Les espaces périurbains ont le vent en poupe ! Voilà que Télérama a fait la Une de son numéro de rentrée sur cet espace. Si le titre « Loin des villes, un rêve qui tourne mal » joue moins sur le catastrophisme que le précédent numéro (« Halte à la France moche », février 2010, N°3135), le tableau dressé demeure toutefois assez sombre. Il faut dire que le très médiatique « La tentation du bitume » a inspiré les auteurs du dossier !
Les auteurs d’Habiter les espaces périurbains veulent croire à l’avenir de cet espace et s’attachent à comprendre ce qui pousse les Français à venir s’y installer. Ils se refusent à n’y voir que l’expression d’une individualisation de l’espace et croient aux logiques collectives qui s’y maintiennent. C’est parce que c’est un espace en devenir qu’il faut mieux « parler d’espace – laboratoire plutôt que de ‘terrain’ ». Tout jugement de valeur doit être laissé de côté, sans compter le fait que toutes les populations périurbaines ne se ressemblent pas. Arnaud Gasnier montre qu’à La Bazoge (Sarthe), la population y est très diverse. Cela va des CSP + installées sur de grandes parcelles boisées à des populations précaires, locataires de maisons de village.
Pour rendre compte de cette diversité, des enquêtes qualitatives et quantitatives ont été réalisées dans le cadre du PUCA (Plan Urbanisme Construction Architecture) PERIURB. Celles-ci ont porté sur les stratégies résidentielles des ménages et elles ont montré qu’il n’y a pas de déterminisme du marché du logement et de l’emploi. La rationalité du choix résidentiel n’est pas toujours au rendez-vous. Des contraintes de toutes sortes (y compris culturelles) pèsent sur les ménages. La part du hasard n’est pas négligeable, non plus (importance du « coup de cœur »). Les auteurs rejettent la position de Jacques Lévy (2003) et refusent de stigmatiser les habitants périurbains comme des individualistes. « Le repli côtoie l’ouverture, l’entre soi s’oppose au vivre ensemble. »
C’est l’ouest de la France qui a été étudié avec ce PUCA et plus particulièrement la région autour du Mans. Les cartes réalisées lors de ce programme de recherche permettent de constater la rapidité de l’étalement de l’aire urbaine du Mans entre 1982 et 2006. Les bassins d’emploi périphériques sont désormais intégrés à l’aire mancelle. Celle-ci est parcourue par des flux liés au travail, au lieu d’étude (renforcement des polarités secondaires dans le cas des collèges périurbains), aux loisirs, shopping compris. On est loin d’un modèle centre / périphérie : les flux internes au périurbain étant nombreux et d’autant plus variés en fonction de la position géographique du périurbain (proche ou lointain, périurbain des petites et moyennes ou périurbain des grandes villes).

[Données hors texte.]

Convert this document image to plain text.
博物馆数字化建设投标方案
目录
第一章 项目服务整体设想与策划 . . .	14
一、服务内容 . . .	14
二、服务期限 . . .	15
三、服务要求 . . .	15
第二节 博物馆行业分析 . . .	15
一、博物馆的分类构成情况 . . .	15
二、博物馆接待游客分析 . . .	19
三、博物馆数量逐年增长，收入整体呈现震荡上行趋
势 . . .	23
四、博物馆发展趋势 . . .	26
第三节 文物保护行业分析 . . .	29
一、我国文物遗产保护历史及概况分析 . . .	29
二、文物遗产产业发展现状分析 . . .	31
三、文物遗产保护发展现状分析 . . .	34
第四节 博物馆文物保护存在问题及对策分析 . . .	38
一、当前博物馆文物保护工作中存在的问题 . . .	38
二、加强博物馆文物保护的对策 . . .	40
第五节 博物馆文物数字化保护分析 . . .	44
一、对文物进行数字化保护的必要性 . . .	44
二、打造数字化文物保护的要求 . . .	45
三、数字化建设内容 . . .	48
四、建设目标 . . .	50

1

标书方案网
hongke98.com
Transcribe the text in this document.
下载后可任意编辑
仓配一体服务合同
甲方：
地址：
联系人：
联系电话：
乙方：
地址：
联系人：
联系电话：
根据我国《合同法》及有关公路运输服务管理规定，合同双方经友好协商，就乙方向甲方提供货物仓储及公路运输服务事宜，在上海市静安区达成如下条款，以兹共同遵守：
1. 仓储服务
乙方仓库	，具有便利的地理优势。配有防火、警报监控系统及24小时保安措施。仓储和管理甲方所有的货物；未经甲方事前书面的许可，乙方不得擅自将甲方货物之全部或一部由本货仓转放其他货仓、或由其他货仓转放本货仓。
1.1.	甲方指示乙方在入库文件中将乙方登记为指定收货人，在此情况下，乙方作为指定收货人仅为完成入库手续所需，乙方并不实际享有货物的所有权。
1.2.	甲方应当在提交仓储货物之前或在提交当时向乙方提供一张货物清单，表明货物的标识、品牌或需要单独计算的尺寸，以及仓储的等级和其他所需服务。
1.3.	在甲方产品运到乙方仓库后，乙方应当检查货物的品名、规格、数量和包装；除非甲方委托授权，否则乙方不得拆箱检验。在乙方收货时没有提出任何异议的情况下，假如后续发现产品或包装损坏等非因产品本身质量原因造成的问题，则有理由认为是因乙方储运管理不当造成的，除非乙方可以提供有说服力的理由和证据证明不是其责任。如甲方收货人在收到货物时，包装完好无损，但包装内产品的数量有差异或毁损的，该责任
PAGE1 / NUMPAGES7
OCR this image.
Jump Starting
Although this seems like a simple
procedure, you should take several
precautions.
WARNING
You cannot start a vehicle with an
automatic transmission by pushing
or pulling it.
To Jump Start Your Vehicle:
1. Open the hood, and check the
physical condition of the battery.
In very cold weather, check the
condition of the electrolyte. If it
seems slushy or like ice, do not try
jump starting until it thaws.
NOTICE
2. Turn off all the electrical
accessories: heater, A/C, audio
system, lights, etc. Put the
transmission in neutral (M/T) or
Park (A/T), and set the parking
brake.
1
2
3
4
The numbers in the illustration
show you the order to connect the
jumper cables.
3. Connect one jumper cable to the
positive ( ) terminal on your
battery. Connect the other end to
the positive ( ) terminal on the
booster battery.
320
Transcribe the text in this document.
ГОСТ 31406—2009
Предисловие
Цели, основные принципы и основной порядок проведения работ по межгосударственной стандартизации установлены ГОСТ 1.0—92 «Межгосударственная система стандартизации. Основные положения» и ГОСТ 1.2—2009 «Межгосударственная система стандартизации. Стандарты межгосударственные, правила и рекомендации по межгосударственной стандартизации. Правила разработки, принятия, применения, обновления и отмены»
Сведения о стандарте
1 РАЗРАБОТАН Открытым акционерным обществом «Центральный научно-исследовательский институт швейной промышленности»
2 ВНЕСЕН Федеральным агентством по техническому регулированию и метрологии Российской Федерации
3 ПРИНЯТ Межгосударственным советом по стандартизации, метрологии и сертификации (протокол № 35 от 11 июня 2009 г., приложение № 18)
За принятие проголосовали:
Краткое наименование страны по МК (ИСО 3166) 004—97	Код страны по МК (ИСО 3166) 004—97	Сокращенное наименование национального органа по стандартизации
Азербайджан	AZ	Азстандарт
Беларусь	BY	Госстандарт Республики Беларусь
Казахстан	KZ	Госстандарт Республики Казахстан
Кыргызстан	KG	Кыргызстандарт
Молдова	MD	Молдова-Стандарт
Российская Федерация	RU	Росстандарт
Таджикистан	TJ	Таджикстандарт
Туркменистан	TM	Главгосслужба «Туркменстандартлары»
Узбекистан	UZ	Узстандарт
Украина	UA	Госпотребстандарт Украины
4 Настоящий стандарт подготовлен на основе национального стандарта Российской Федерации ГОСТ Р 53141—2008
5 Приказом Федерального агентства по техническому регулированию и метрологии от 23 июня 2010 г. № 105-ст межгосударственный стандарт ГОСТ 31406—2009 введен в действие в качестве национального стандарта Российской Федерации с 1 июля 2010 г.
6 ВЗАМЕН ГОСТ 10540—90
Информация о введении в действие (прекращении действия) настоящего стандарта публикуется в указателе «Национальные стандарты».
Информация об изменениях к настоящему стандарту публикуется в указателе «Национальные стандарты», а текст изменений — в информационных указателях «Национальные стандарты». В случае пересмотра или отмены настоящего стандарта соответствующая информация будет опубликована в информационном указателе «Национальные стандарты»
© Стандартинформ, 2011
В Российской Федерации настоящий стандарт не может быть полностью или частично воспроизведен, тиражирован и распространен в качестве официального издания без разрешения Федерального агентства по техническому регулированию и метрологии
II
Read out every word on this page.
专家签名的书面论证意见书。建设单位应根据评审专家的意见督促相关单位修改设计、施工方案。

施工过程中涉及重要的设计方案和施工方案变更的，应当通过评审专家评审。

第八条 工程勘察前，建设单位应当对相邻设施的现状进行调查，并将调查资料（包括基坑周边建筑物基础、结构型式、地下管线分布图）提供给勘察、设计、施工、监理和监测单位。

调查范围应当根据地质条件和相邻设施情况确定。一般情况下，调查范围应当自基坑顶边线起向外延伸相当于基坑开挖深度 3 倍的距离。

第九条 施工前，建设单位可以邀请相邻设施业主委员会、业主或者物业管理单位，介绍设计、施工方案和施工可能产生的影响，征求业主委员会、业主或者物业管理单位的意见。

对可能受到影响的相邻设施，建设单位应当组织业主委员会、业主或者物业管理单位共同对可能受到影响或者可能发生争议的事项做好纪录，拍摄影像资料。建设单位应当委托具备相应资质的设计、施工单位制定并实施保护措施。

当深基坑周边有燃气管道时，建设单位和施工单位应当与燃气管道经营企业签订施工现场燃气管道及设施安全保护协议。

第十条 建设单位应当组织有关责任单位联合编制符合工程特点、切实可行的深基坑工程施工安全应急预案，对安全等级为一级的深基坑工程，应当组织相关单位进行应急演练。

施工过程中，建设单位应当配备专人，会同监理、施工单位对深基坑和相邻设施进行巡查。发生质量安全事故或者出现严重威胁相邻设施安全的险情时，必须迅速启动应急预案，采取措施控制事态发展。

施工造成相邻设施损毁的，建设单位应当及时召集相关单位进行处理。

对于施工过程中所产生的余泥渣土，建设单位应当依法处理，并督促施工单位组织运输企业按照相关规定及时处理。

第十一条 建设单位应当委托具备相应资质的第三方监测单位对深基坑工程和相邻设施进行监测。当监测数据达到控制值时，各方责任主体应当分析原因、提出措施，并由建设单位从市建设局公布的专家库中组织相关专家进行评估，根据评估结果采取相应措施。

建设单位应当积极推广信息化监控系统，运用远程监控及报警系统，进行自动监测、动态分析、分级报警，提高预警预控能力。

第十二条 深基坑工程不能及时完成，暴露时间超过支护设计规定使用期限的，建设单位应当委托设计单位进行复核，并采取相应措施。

L’enquête PERIURB montre très précisément la diversité des modes d’habiter. L’ouvrage constitue un recueil précis des habitudes des périurbains. Et c’est plus particulièrement dans le dernier chapitre où Rodolphe Dodier rend compte de ces comportements. Dans la lignée de l’HDR (http://tel.archives-ouvertes.fr/tel-00430480) qu’il a soutenue en 2009, il fait vivre, par son récit, les habitants du périurbain en mettant en œuvre des exemples concrets. La typologie des modes d’habiter le périurbain (cf. petits croquis portant sur les pratiques spatiales des périurbains) comme les exemples mobilisés peuvent servir de supports à l’enseignant de classe de troisième ou de première qui a à enseigner l’espace périurbain dans sa classe de géographie. Rodolphe Dodier veut croire que « l’archétype périurbain, dans sa façon d’être exprimé dans la littérature scientifique ou plus encore dans les discours des urbanistes, ne coïncide pas exactement avec la réalité des habitants des espaces périurbains. » La périurbanité n’est en rien un état de seconde zone. Encore faut-il pour éviter d’enseigner une caricature du périurbain prendre le temps d’expliquer aux élèves que tous les périurbains ne sont pas des vilains individualistes pollueurs d’extrême droite. Pas évident quand on dispose moins de 4 heures dans l’année pour enseigner cette question à des élèves de troisième !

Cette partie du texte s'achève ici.